Our novel concept of stoichiometric capacitance allows not only for quantifying the theoretical capacity of metabolic networks with respect to a given objective but also suggests verifiable interventions (i.e. feasible chemical reactions) which provide this capacity, thus facilitating the design of metabolic engineering strategies. The used optimization-based formulation takes into account physico-chemical constraints to restrict the search space in a biochemically meaningful manner. To this end, we used a mixed integer linear program that can be efficiently resolved with existing optimization software. It becomes apparent that the proposed approach can easily be extended to consider non-linear objective functions discussed in Schuetz . Further constraints can be included to determine a stoichiometric capacitance corresponding to a net conversion of only reactions that are more likely to occur in nature.
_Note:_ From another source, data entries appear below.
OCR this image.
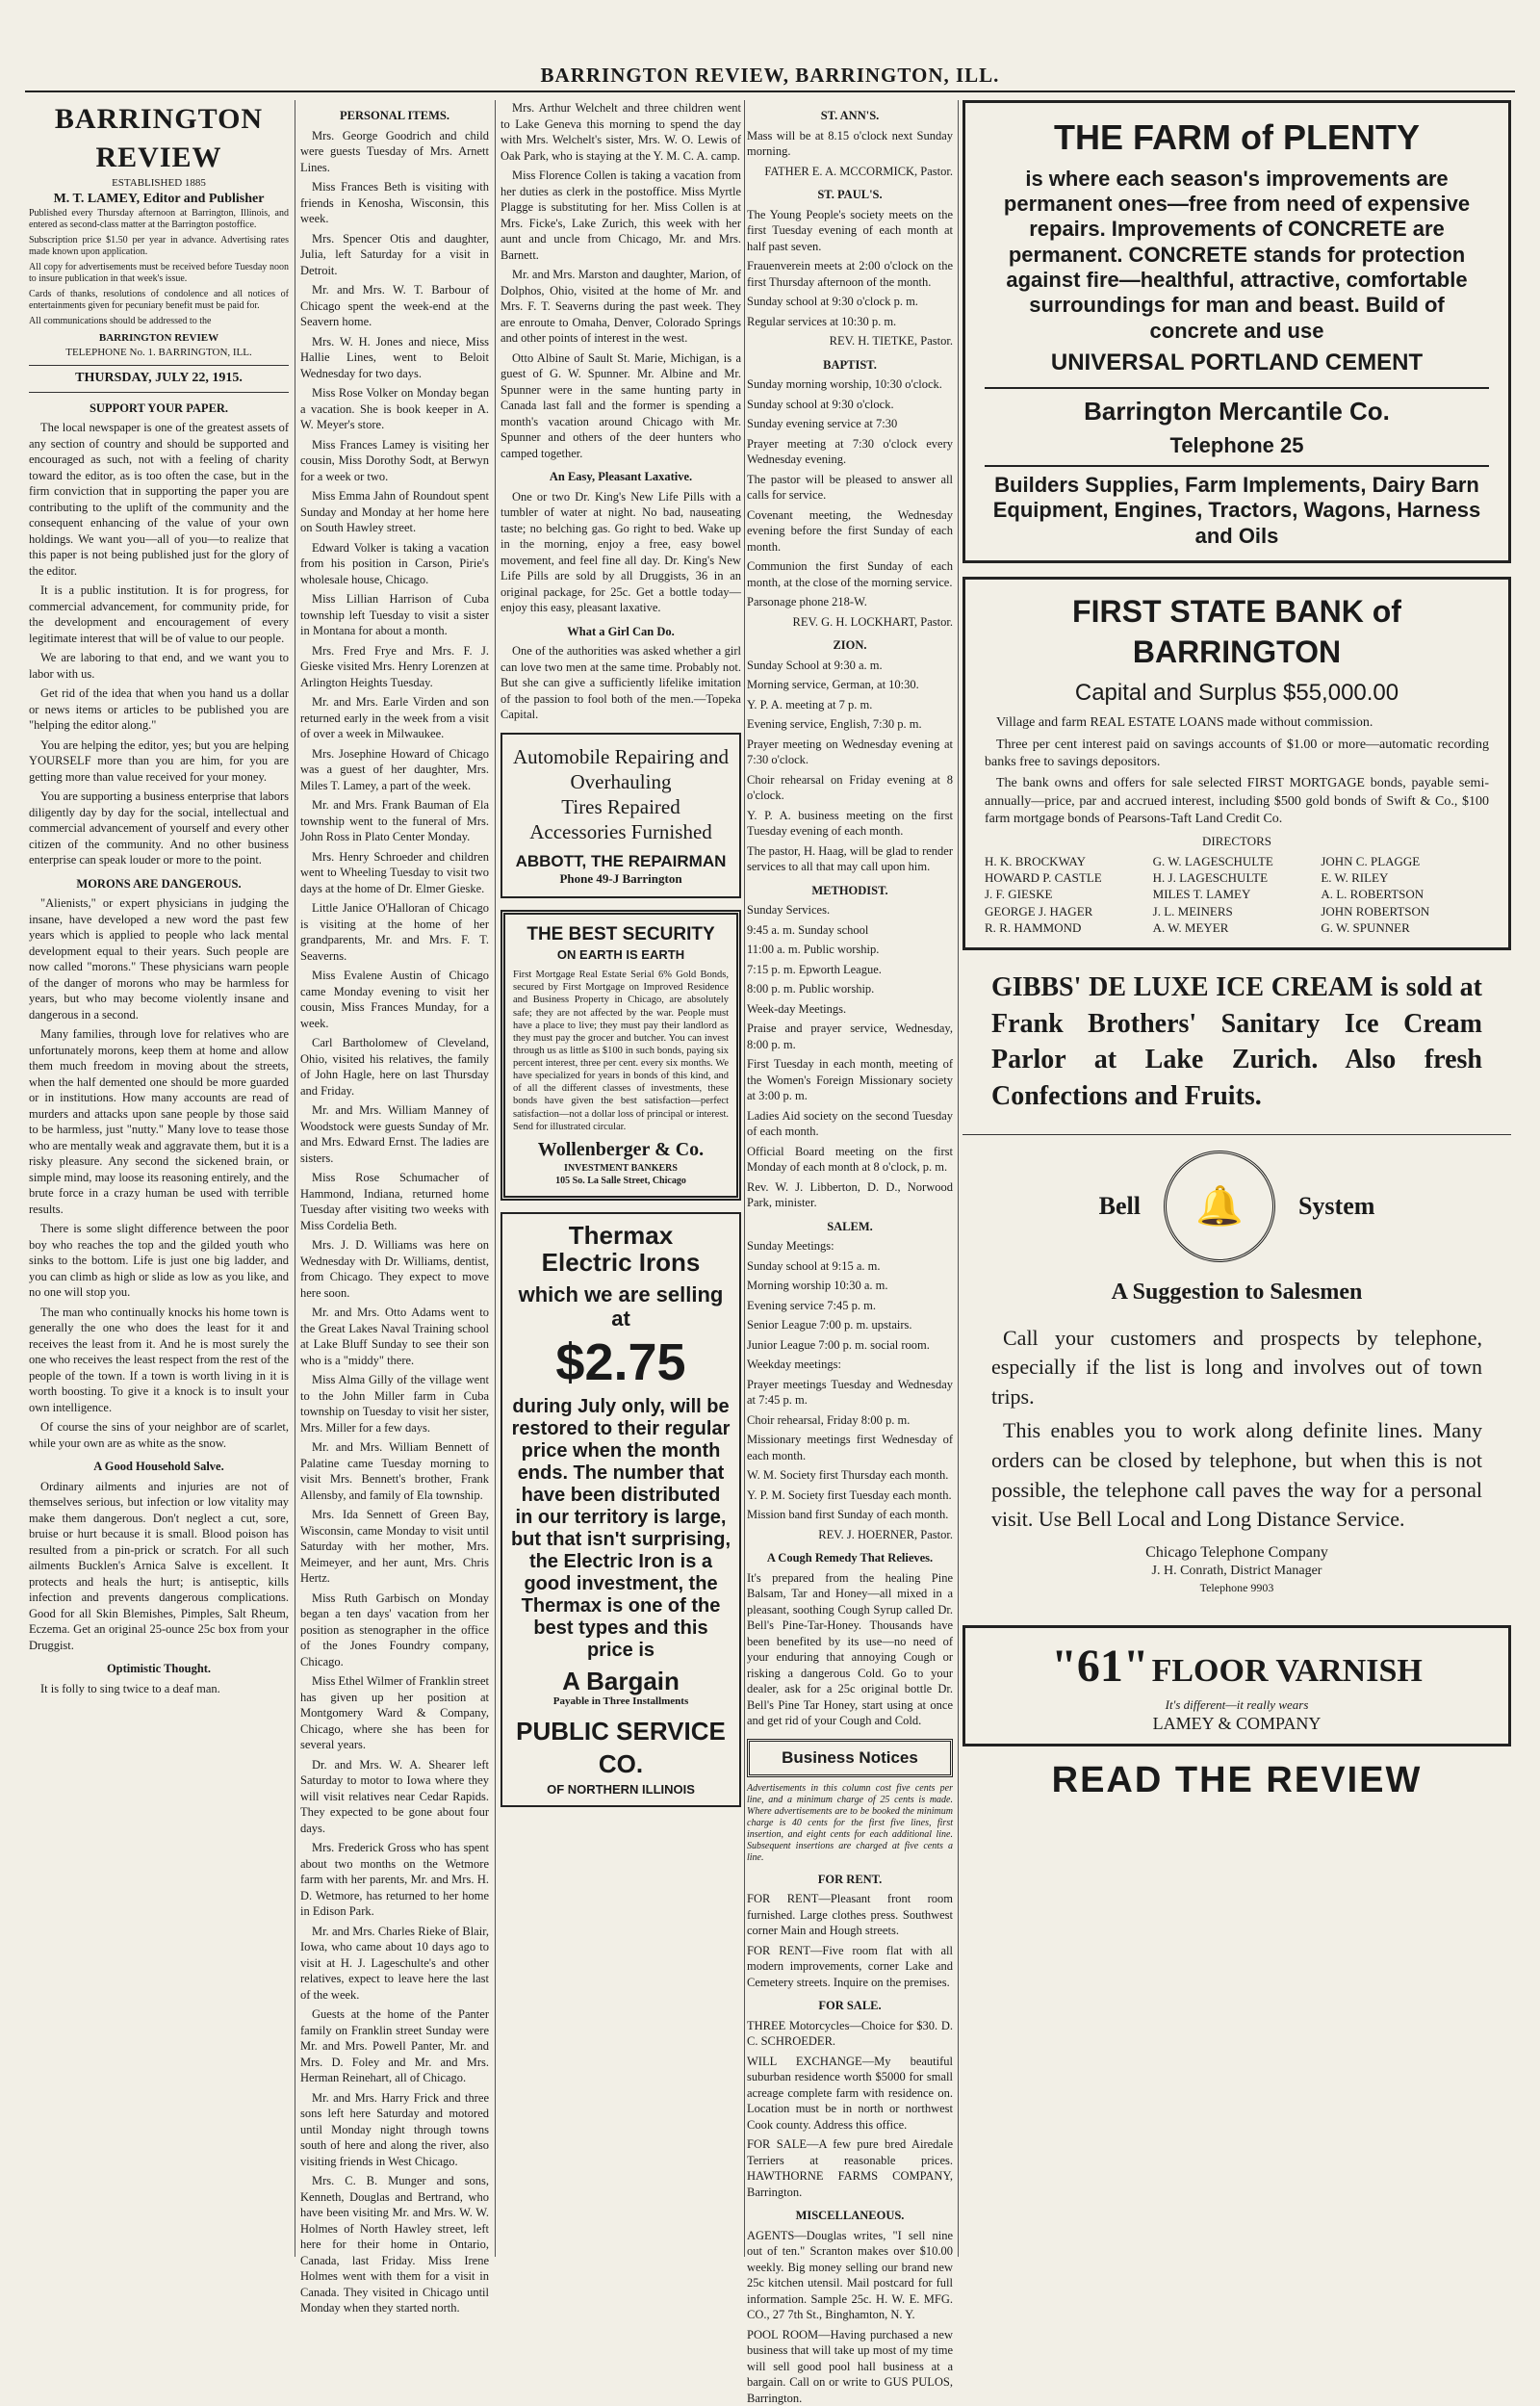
BARRINGTON REVIEW, BARRINGTON, ILL.
BARRINGTON REVIEW
ESTABLISHED 1885
M. T. LAMEY, Editor and Publisher

Published every Thursday afternoon at Barrington, Illinois, and entered as second-class matter at the Barrington postoffice.

Subscription price $1.50 per year in advance. Advertising rates made known upon application.

All copy for advertisements must be received before Tuesday noon to insure publication in that week's issue.

Cards of thanks, resolutions of condolence and all notices of entertainments given for pecuniary benefit must be paid for.

All communications should be addressed to the

BARRINGTON REVIEW
TELEPHONE No. 1. BARRINGTON, ILL.
THURSDAY, JULY 22, 1915.
SUPPORT YOUR PAPER.

The local newspaper is one of the greatest assets of any section of country and should be supported and encouraged as such, not with a feeling of charity toward the editor, as is too often the case, but in the firm conviction that in supporting the paper you are contributing to the uplift of the community and the consequent enhancing of the value of your own holdings. We want you—all of you—to realize that this paper is not being published just for the glory of the editor.

It is a public institution. It is for progress, for commercial advancement, for community pride, for the development and encouragement of every legitimate interest that will be of value to our people.

We are laboring to that end, and we want you to labor with us.

Get rid of the idea that when you hand us a dollar or news items or articles to be published you are "helping the editor along."

You are helping the editor, yes; but you are helping YOURSELF more than you are him, for you are getting more than value received for your money.

You are supporting a business enterprise that labors diligently day by day for the social, intellectual and commercial advancement of yourself and every other citizen of the community. And no other business enterprise can speak louder or more to the point.

MORONS ARE DANGEROUS.

"Alienists," or expert physicians in judging the insane, have developed a new word the past few years which is applied to people who lack mental development equal to their years. Such people are now called "morons." These physicians warn people of the danger of morons who may be harmless for years, but who may become violently insane and dangerous in a second.

Many families, through love for relatives who are unfortunately morons, keep them at home and allow them much freedom in moving about the streets, when the half demented one should be more guarded or in institutions. How many accounts are read of murders and attacks upon sane people by those said to be harmless, just "nutty." Many love to tease those who are mentally weak and aggravate them, but it is a risky pleasure. Any second the sickened brain, or simple mind, may loose its reasoning entirely, and the brute force in a crazy human be used with terrible results.

There is some slight difference between the poor boy who reaches the top and the gilded youth who sinks to the bottom. Life is just one big ladder, and you can climb as high or slide as low as you like, and no one will stop you.

The man who continually knocks his home town is generally the one who does the least for it and receives the least from it. And he is most surely the one who receives the least respect from the rest of the people of the town. If a town is worth living in it is worth boosting. To give it a knock is to insult your own intelligence.

Of course the sins of your neighbor are of scarlet, while your own are as white as the snow.

A Good Household Salve.

Ordinary ailments and injuries are not of themselves serious, but infection or low vitality may make them dangerous. Don't neglect a cut, sore, bruise or hurt because it is small. Blood poison has resulted from a pin-prick or scratch. For all such ailments Bucklen's Arnica Salve is excellent. It protects and heals the hurt; is antiseptic, kills infection and prevents dangerous complications. Good for all Skin Blemishes, Pimples, Salt Rheum, Eczema. Get an original 25-ounce 25c box from your Druggist.

Optimistic Thought.

It is folly to sing twice to a deaf man.

PERSONAL ITEMS.

Mrs. George Goodrich and child were guests Tuesday of Mrs. Arnett Lines.

Miss Frances Beth is visiting with friends in Kenosha, Wisconsin, this week.

Mrs. Spencer Otis and daughter, Julia, left Saturday for a visit in Detroit.

Mr. and Mrs. W. T. Barbour of Chicago spent the week-end at the Seavern home.

Mrs. W. H. Jones and niece, Miss Hallie Lines, went to Beloit Wednesday for two days.

Miss Rose Volker on Monday began a vacation. She is book keeper in A. W. Meyer's store.

Miss Frances Lamey is visiting her cousin, Miss Dorothy Sodt, at Berwyn for a week or two.

Miss Emma Jahn of Roundout spent Sunday and Monday at her home here on South Hawley street.

Edward Volker is taking a vacation from his position in Carson, Pirie's wholesale house, Chicago.

Miss Lillian Harrison of Cuba township left Tuesday to visit a sister in Montana for about a month.

Mrs. Fred Frye and Mrs. F. J. Gieske visited Mrs. Henry Lorenzen at Arlington Heights Tuesday.

Mr. and Mrs. Earle Virden and son returned early in the week from a visit of over a week in Milwaukee.

Mrs. Josephine Howard of Chicago was a guest of her daughter, Mrs. Miles T. Lamey, a part of the week.

Mr. and Mrs. Frank Bauman of Ela township went to the funeral of Mrs. John Ross in Plato Center Monday.

Mrs. Henry Schroeder and children went to Wheeling Tuesday to visit two days at the home of Dr. Elmer Gieske.

Little Janice O'Halloran of Chicago is visiting at the home of her grandparents, Mr. and Mrs. F. T. Seaverns.

Miss Evalene Austin of Chicago came Monday evening to visit her cousin, Miss Frances Munday, for a week.

Carl Bartholomew of Cleveland, Ohio, visited his relatives, the family of John Hagle, here on last Thursday and Friday.

Mr. and Mrs. William Manney of Woodstock were guests Sunday of Mr. and Mrs. Edward Ernst. The ladies are sisters.

Miss Rose Schumacher of Hammond, Indiana, returned home Tuesday after visiting two weeks with Miss Cordelia Beth.

Mrs. J. D. Williams was here on Wednesday with Dr. Williams, dentist, from Chicago. They expect to move here soon.

Mr. and Mrs. Otto Adams went to the Great Lakes Naval Training school at Lake Bluff Sunday to see their son who is a "middy" there.

Miss Alma Gilly of the village went to the John Miller farm in Cuba township on Tuesday to visit her sister, Mrs. Miller for a few days.

Mr. and Mrs. William Bennett of Palatine came Tuesday morning to visit Mrs. Bennett's brother, Frank Allensby, and family of Ela township.

Mrs. Ida Sennett of Green Bay, Wisconsin, came Monday to visit until Saturday with her mother, Mrs. Meimeyer, and her aunt, Mrs. Chris Hertz.

Miss Ruth Garbisch on Monday began a ten days' vacation from her position as stenographer in the office of the Jones Foundry company, Chicago.

Miss Ethel Wilmer of Franklin street has given up her position at Montgomery Ward & Company, Chicago, where she has been for several years.

Dr. and Mrs. W. A. Shearer left Saturday to motor to Iowa where they will visit relatives near Cedar Rapids. They expected to be gone about four days.

Mrs. Frederick Gross who has spent about two months on the Wetmore farm with her parents, Mr. and Mrs. H. D. Wetmore, has returned to her home in Edison Park.

Mr. and Mrs. Charles Rieke of Blair, Iowa, who came about 10 days ago to visit at H. J. Lageschulte's and other relatives, expect to leave here the last of the week.

Guests at the home of the Panter family on Franklin street Sunday were Mr. and Mrs. Powell Panter, Mr. and Mrs. D. Foley and Mr. and Mrs. Herman Reinehart, all of Chicago.

Mr. and Mrs. Harry Frick and three sons left here Saturday and motored until Monday night through towns south of here and along the river, also visiting friends in West Chicago.

Mrs. C. B. Munger and sons, Kenneth, Douglas and Bertrand, who have been visiting Mr. and Mrs. W. W. Holmes of North Hawley street, left here for their home in Ontario, Canada, last Friday. Miss Irene Holmes went with them for a visit in Canada. They visited in Chicago until Monday when they started north.

Mrs. Arthur Welchelt and three children went to Lake Geneva this morning to spend the day with Mrs. Welchelt's sister, Mrs. W. O. Lewis of Oak Park, who is staying at the Y. M. C. A. camp.

Miss Florence Collen is taking a vacation from her duties as clerk in the postoffice. Miss Myrtle Plagge is substituting for her. Miss Collen is at Mrs. Ficke's, Lake Zurich, this week with her aunt and uncle from Chicago, Mr. and Mrs. Barnett.

Mr. and Mrs. Marston and daughter, Marion, of Dolphos, Ohio, visited at the home of Mr. and Mrs. F. T. Seaverns during the past week. They are enroute to Omaha, Denver, Colorado Springs and other points of interest in the west.

Otto Albine of Sault St. Marie, Michigan, is a guest of G. W. Spunner. Mr. Albine and Mr. Spunner were in the same hunting party in Canada last fall and the former is spending a month's vacation around Chicago with Mr. Spunner and others of the deer hunters who camped together.

An Easy, Pleasant Laxative.

One or two Dr. King's New Life Pills with a tumbler of water at night. No bad, nauseating taste; no belching gas. Go right to bed. Wake up in the morning, enjoy a free, easy bowel movement, and feel fine all day. Dr. King's New Life Pills are sold by all Druggists, 36 in an original package, for 25c. Get a bottle today—enjoy this easy, pleasant laxative.

What a Girl Can Do.

One of the authorities was asked whether a girl can love two men at the same time. Probably not. But she can give a sufficiently lifelike imitation of the passion to fool both of the men.—Topeka Capital.

Automobile Repairing and Overhauling
Tires Repaired
Accessories Furnished
ABBOTT, THE REPAIRMAN
Phone 49-J Barrington
THE BEST SECURITY
ON EARTH IS EARTH

First Mortgage Real Estate Serial 6% Gold Bonds, secured by First Mortgage on Improved Residence and Business Property in Chicago, are absolutely safe; they are not affected by the war. People must have a place to live; they must pay their landlord as they must pay the grocer and butcher. You can invest through us as little as $100 in such bonds, paying six percent interest, three per cent. every six months. We have specialized for years in bonds of this kind, and of all the different classes of investments, these bonds have given the best satisfaction—perfect satisfaction—not a dollar loss of principal or interest. Send for illustrated circular.

Wollenberger & Co.
INVESTMENT BANKERS
105 So. La Salle Street, Chicago
Thermax
Electric Irons
which we are selling at
$2.75
during July only, will be restored to their regular price when the month ends. The number that have been distributed in our territory is large, but that isn't surprising, the Electric Iron is a good investment, the Thermax is one of the best types and this price is
A Bargain
Payable in Three Installments
PUBLIC SERVICE CO.
OF NORTHERN ILLINOIS
ST. ANN'S.

Mass will be at 8.15 o'clock next Sunday morning.

FATHER E. A. MCCORMICK, Pastor.

ST. PAUL'S.

The Young People's society meets on the first Tuesday evening of each month at half past seven.

Frauenverein meets at 2:00 o'clock on the first Thursday afternoon of the month.

Sunday school at 9:30 o'clock p. m.

Regular services at 10:30 p. m.

REV. H. TIETKE, Pastor.

BAPTIST.

Sunday morning worship, 10:30 o'clock.

Sunday school at 9:30 o'clock.

Sunday evening service at 7:30

Prayer meeting at 7:30 o'clock every Wednesday evening.

The pastor will be pleased to answer all calls for service.

Covenant meeting, the Wednesday evening before the first Sunday of each month.

Communion the first Sunday of each month, at the close of the morning service.

Parsonage phone 218-W.

REV. G. H. LOCKHART, Pastor.

ZION.

Sunday School at 9:30 a. m.

Morning service, German, at 10:30.

Y. P. A. meeting at 7 p. m.

Evening service, English, 7:30 p. m.

Prayer meeting on Wednesday evening at 7:30 o'clock.

Choir rehearsal on Friday evening at 8 o'clock.

Y. P. A. business meeting on the first Tuesday evening of each month.

The pastor, H. Haag, will be glad to render services to all that may call upon him.

METHODIST.

Sunday Services.

9:45 a. m. Sunday school

11:00 a. m. Public worship.

7:15 p. m. Epworth League.

8:00 p. m. Public worship.

Week-day Meetings.

Praise and prayer service, Wednesday, 8:00 p. m.

First Tuesday in each month, meeting of the Women's Foreign Missionary society at 3:00 p. m.

Ladies Aid society on the second Tuesday of each month.

Official Board meeting on the first Monday of each month at 8 o'clock, p. m.

Rev. W. J. Libberton, D. D., Norwood Park, minister.

SALEM.

Sunday Meetings:

Sunday school at 9:15 a. m.

Morning worship 10:30 a. m.

Evening service 7:45 p. m.

Senior League 7:00 p. m. upstairs.

Junior League 7:00 p. m. social room.

Weekday meetings:

Prayer meetings Tuesday and Wednesday at 7:45 p. m.

Choir rehearsal, Friday 8:00 p. m.

Missionary meetings first Wednesday of each month.

W. M. Society first Thursday each month.

Y. P. M. Society first Tuesday each month.

Mission band first Sunday of each month.

REV. J. HOERNER, Pastor.

A Cough Remedy That Relieves.

It's prepared from the healing Pine Balsam, Tar and Honey—all mixed in a pleasant, soothing Cough Syrup called Dr. Bell's Pine-Tar-Honey. Thousands have been benefited by its use—no need of your enduring that annoying Cough or risking a dangerous Cold. Go to your dealer, ask for a 25c original bottle Dr. Bell's Pine Tar Honey, start using at once and get rid of your Cough and Cold.

Business Notices

Advertisements in this column cost five cents per line, and a minimum charge of 25 cents is made. Where advertisements are to be booked the minimum charge is 40 cents for the first five lines, first insertion, and eight cents for each additional line. Subsequent insertions are charged at five cents a line.

FOR RENT.

FOR RENT—Pleasant front room furnished. Large clothes press. Southwest corner Main and Hough streets.

FOR RENT—Five room flat with all modern improvements, corner Lake and Cemetery streets. Inquire on the premises.

FOR SALE.

THREE Motorcycles—Choice for $30. D. C. SCHROEDER.

WILL EXCHANGE—My beautiful suburban residence worth $5000 for small acreage complete farm with residence on. Location must be in north or northwest Cook county. Address this office.

FOR SALE—A few pure bred Airedale Terriers at reasonable prices. HAWTHORNE FARMS COMPANY, Barrington.

MISCELLANEOUS.

AGENTS—Douglas writes, "I sell nine out of ten." Scranton makes over $10.00 weekly. Big money selling our brand new 25c kitchen utensil. Mail postcard for full information. Sample 25c. H. W. E. MFG. CO., 27 7th St., Binghamton, N. Y.

POOL ROOM—Having purchased a new business that will take up most of my time will sell good pool hall business at a bargain. Call on or write to GUS PULOS, Barrington.

THE FARM of PLENTY
is where each season's improvements are permanent ones—free from need of expensive repairs. Improvements of CONCRETE are permanent. CONCRETE stands for protection against fire—healthful, attractive, comfortable surroundings for man and beast. Build of concrete and use
UNIVERSAL PORTLAND CEMENT
Barrington Mercantile Co.
Telephone 25
Builders Supplies, Farm Implements, Dairy Barn Equipment, Engines, Tractors, Wagons, Harness and Oils
FIRST STATE BANK of BARRINGTON
Capital and Surplus $55,000.00

Village and farm REAL ESTATE LOANS made without commission.

Three per cent interest paid on savings accounts of $1.00 or more—automatic recording banks free to savings depositors.

The bank owns and offers for sale selected FIRST MORTGAGE bonds, payable semi-annually—price, par and accrued interest, including $500 gold bonds of Swift & Co., $100 farm mortgage bonds of Pearsons-Taft Land Credit Co.

DIRECTORS
H. K. BROCKWAY	G. W. LAGESCHULTE	JOHN C. PLAGGE
HOWARD P. CASTLE	H. J. LAGESCHULTE	E. W. RILEY
J. F. GIESKE	MILES T. LAMEY	A. L. ROBERTSON
GEORGE J. HAGER	J. L. MEINERS	JOHN ROBERTSON
R. R. HAMMOND	A. W. MEYER	G. W. SPUNNER
GIBBS' DE LUXE ICE CREAM is sold at Frank Brothers' Sanitary Ice Cream Parlor at Lake Zurich. Also fresh Confections and Fruits.
Bell	🔔	System
A Suggestion to Salesmen

Call your customers and prospects by telephone, especially if the list is long and involves out of town trips.

This enables you to work along definite lines. Many orders can be closed by telephone, but when this is not possible, the telephone call paves the way for a personal visit. Use Bell Local and Long Distance Service.

Chicago Telephone Company
J. H. Conrath, District Manager
Telephone 9903
"61" FLOOR VARNISH
It's different—it really wears
LAMEY & COMPANY
READ THE REVIEW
Our theoretical framework was used in addressing a concrete question that has long been debated in biochemistry, and concerns the possibility to produce sugars from fatty acids. The identified stoichiometric capacitance nicely confirms existing experimental results. This example also illustrates how the stoichiometric capacitance, taken as an overall reaction, can be decomposed into single enzymatic reactions. We also provided a linear program that addresses the issue of determining whether the proposed stoichiometric capacitance can be expressed as an overall conversion of a given set of enzymatic reactions. Furthermore, the analysis of genome-scale metabolic networks from various organisms showed that the stoichiometric capacitance could dramatically increase biomass production. Taken together, we believe that the presented approach will prove valuable not only in evaluating and classifying different metabolic networks according to their theoretical efficiency but also as a method of choice for designing synthetic metabolic engineering strategies.

Funding: A.L. is supported by the OPTIMAL project funded by the Federal Ministry of Education and Research, 0315958F. S.G. is supported by the ColoNET project funded by the Federal Ministry of Education and Research, 0315417F. Z.N. is supported by the Max-Planck Society.

Conflict of Interest: none declared.